Remaking of the Raja

Shutting up all the critics, Tamil filmmaker Mohan Remake Raja’s latest movie Thani Oruvan, an original one, has become a super hit
Remaking of the Raja

Late Tamil filmmaker Balaji enjoyed the tag of ‘king of remakes’. His mantra was simple: let the heat of the original subside for six months, give it a desi coating with stars and rake in moolah.

Much like the late Balaji, ‘Remake Raja’ was a tag which sat well on the shoulders of director Mohan Raja till he realised that the creative side of his could do with some originality. There was the burning desire to prove wrong his sceptics, who took delight in rubbing it on him.

Thani Oruvan has changed the equation for the soft-spoken director, who for the first time had the initial of M before his name. Call it luck or superstition, that has done wonders for Raja, having had the orchestrated support of his father, Editor Mohan right from the first film, Jeyam.

Raja says remakes are not as simple as it sounds, in the fashion of running behind the pace-setter in a long distance race. “You have to pad it up well to give it the regional flavour. There is that huge advantage of the confidence factor before taking the plunge, but once in there, it boils down to extracting the best out of the material in front of you.”
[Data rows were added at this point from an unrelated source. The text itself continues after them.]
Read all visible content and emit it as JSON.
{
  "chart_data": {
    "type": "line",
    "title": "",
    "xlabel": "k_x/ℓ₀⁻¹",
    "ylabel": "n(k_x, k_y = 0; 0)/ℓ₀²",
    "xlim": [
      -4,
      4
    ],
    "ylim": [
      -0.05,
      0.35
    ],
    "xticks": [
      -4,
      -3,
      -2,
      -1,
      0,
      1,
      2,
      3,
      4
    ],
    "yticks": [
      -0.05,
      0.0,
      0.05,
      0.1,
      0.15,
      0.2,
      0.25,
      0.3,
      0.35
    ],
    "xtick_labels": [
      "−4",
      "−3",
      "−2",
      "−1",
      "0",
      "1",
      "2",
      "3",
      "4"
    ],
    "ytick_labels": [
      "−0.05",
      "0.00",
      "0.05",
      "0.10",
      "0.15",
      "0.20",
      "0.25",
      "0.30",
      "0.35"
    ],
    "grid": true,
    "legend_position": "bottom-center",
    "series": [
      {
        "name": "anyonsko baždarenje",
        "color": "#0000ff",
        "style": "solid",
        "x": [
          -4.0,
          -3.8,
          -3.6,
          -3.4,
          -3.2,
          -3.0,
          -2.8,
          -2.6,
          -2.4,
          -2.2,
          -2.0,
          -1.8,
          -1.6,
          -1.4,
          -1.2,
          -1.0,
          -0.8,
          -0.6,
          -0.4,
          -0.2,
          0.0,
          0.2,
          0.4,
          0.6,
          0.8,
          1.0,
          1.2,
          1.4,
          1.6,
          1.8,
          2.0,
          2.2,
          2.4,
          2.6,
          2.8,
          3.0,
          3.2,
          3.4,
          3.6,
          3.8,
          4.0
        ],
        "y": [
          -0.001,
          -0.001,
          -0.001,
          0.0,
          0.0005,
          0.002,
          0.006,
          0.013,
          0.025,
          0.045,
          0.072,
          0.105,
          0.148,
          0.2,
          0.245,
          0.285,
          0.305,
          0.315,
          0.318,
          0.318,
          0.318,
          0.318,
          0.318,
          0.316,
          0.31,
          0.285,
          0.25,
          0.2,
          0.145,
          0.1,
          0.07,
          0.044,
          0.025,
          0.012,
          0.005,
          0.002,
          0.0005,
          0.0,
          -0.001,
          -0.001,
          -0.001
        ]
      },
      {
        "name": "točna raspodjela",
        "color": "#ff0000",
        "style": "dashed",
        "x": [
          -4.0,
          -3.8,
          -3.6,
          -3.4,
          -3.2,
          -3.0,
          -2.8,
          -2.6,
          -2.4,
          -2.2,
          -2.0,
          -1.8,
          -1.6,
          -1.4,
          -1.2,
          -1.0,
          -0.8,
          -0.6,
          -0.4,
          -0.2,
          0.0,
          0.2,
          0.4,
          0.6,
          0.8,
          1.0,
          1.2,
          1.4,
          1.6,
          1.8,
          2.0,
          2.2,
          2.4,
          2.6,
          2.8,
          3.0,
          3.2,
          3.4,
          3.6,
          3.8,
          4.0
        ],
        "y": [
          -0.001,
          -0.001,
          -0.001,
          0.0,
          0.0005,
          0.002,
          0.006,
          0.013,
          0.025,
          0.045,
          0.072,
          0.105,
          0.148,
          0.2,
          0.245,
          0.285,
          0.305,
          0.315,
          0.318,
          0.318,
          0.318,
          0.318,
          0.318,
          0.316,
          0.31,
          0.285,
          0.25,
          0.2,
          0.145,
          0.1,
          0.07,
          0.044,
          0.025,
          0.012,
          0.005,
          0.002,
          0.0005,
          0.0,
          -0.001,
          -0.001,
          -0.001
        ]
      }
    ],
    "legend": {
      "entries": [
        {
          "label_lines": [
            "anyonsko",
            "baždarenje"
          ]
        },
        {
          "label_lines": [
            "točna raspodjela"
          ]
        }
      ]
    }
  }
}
Disagreeing to agree that creative fulfilment is not possible in remakes, Raja says it is common in Hollywood to have directors hiring writers and the double-standard ways of Kollywood in viewing the directors penning their own scripts a notch superior, baffles him no end.

Rewinding the days, the director says the seven remakes so far were not intentional and it was a family decision. “My father’s advice is to be faithful to the original, fine-tune it for the local flavour and present it with distinct style.”

A product of the Film and Television Institute of India, Raja says the feeling could not be spelled out with the first original script he has penned after a decade of getting approbation of all, right from the average movie-goer to the discerning audience.

That explains the reasons for breaking down in the media interaction post the success. Raja says he lived with the script of Thani Oruvan for over three years, and its execution was simpler than living with it in his mind.

What really pumped him to walk the extra mile in Thani Oruvan? The director says the pain lingered in him for long when the remake of Ramana he was to do fell through when the makers did not agree to his idea to present it in a realistic way. 

Having smelled the long-awaited success of an original hit, Raja says he had a point to prove and the ideal balance would be to rotate the remakes and originals.

What was so special about Thani Oruvan? For Raja, the winner was the script, where he envisaged why the protagonist has to wait till long to get even with the bad man. “Looking from the common man’s view and who puts a price on his ticket, the director in me did not surface. The effort was a reflection of the social outlook and the system or the lack of it which disturbed me.”

Director Raja is on a good run again—as good as he was at making remakes.